Thank you for your quick responses. I see that TSN.1 and wsgd do what I had
planned to do. Especially, wsgd is available in source code. One less thing
to do :).
On another note, there is a problem with ASN.1, which is since it is only a
notation, no operation is possible. If you look at 3GPP TS 25.331, you will
see that a lot of comments in ASN.1 like:
-- Actual value RRC = IE value * 0.032
The user needs to go and change the decoded value after running it through
an ASN.1 compiler. But, as you said ECN probably will let you get around
these by defining these at ECN types for each exception and then encode it
yourself. One only need to change the definition to ECN definition and write
the encodings.
Thanks for the replies. I am glad I asked.
Best Regards,
Behdad
-----Original Message-----
From: wireshark-dev-bounces@xxxxxxxxxxxxx
[mailto:wireshark-dev-bounces@xxxxxxxxxxxxx] On Behalf Of Guy Harris
Sent: Thursday, February 19, 2009 5:50 PM
To: Developer support list for Wireshark
Subject: Re: [Wireshark-dev] Dissector Generator
On Feb 19, 2009, at 2:41 PM, Gerald Combs wrote:
> Behdad Forghani wrote:
>> I am thinking of developing a notation along with code generator and
>> Eclipse integration to specify protocol PDUs and then generate
>> Wireshark
>> dissectors automatically, thus reducing the time to hand code
>> dissectors
>> and errors. Before, I do that, I wanted to make sure that I am not
>> reinventing the wheel.
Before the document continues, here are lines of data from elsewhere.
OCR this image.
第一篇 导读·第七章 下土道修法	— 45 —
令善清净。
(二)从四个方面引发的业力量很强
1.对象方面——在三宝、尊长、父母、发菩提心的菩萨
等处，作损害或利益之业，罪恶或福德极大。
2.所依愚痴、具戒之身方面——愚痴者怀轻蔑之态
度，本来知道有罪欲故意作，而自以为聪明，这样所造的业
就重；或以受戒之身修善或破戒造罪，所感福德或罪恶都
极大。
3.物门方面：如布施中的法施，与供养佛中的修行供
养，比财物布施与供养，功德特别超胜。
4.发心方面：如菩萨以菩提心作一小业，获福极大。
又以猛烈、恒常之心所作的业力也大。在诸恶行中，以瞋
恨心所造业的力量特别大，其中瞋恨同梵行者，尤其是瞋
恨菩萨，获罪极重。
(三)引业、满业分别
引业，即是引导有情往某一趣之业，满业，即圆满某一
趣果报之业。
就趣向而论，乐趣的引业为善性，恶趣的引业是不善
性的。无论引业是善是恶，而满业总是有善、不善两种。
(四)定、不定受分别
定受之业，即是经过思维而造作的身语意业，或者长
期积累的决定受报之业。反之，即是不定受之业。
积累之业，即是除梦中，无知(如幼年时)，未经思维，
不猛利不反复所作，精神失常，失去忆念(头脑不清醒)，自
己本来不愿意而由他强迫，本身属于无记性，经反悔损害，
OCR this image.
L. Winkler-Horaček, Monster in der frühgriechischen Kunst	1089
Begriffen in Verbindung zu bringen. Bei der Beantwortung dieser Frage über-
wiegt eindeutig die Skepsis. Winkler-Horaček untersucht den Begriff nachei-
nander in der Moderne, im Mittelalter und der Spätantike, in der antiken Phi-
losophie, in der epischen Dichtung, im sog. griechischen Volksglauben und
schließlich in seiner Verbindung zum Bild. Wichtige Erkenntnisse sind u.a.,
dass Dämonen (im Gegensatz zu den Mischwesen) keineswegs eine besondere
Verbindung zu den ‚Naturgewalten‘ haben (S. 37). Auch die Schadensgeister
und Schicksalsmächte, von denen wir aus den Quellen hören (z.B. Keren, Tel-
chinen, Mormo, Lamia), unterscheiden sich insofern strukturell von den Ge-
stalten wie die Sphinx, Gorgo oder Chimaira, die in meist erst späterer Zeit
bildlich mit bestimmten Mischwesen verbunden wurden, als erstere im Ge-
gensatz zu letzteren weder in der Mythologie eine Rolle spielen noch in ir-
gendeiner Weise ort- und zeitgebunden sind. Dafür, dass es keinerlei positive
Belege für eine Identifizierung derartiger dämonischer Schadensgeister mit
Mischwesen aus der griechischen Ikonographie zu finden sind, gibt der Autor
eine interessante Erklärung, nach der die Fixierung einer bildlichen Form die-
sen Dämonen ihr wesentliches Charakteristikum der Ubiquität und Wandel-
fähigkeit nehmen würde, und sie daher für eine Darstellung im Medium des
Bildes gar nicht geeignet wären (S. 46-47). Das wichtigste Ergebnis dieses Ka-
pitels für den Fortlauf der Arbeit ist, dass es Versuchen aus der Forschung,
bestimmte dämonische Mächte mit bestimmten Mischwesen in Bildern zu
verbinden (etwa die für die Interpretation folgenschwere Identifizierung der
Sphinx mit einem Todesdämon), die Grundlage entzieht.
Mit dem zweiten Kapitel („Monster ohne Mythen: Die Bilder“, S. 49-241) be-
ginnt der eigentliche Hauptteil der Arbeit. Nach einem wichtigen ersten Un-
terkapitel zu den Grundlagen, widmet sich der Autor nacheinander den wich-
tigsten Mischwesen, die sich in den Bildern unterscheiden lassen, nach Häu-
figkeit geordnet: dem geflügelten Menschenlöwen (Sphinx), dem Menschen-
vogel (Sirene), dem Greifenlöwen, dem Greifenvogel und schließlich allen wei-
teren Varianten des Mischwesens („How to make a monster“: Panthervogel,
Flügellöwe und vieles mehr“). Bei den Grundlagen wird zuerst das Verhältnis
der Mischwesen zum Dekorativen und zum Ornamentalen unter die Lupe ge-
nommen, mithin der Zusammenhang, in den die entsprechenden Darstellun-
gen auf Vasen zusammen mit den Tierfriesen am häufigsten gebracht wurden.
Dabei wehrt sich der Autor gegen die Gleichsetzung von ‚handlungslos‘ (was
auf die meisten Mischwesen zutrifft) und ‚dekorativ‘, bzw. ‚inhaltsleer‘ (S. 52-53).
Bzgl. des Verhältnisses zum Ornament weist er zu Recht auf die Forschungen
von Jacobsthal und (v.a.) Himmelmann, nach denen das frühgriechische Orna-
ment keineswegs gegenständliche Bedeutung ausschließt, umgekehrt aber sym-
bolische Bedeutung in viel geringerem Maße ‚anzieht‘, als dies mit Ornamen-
Does such a tool already exist for non ASN.1
>> protocol messages?
>
> You might want to take a look at the NetPDL and TSN.1 notations:
>
> http://www.nbee.org/doku.php?id=netpdl:index
> http://www.protomatics.com/tsn1.html
Others have suggested the BinPAC language used by the Bro IDE:
http://bro-ids.org/wiki/index.php/BinPAC
and I think Scapy was mentioned in this context (or maybe I stumbled
across it):
http://www.secdev.org/projects/scapy/
and somebody's worked on some code to do this with their own language:
http://wsgd.free.fr/
or, heck, maybe use ASN.1 - ASN.1 isn't a protocol; the "A" stands for
"Abstract", so it's a way to describe the "abstract syntax" of
protocols, and you have to add the encoding rules to see what that
turns into as a sequence of octets, and there's an Encoding Control
Notation:
http://en.wikipedia.org/wiki/Encoding_Control_Notation
to let you specify non-standard encodings.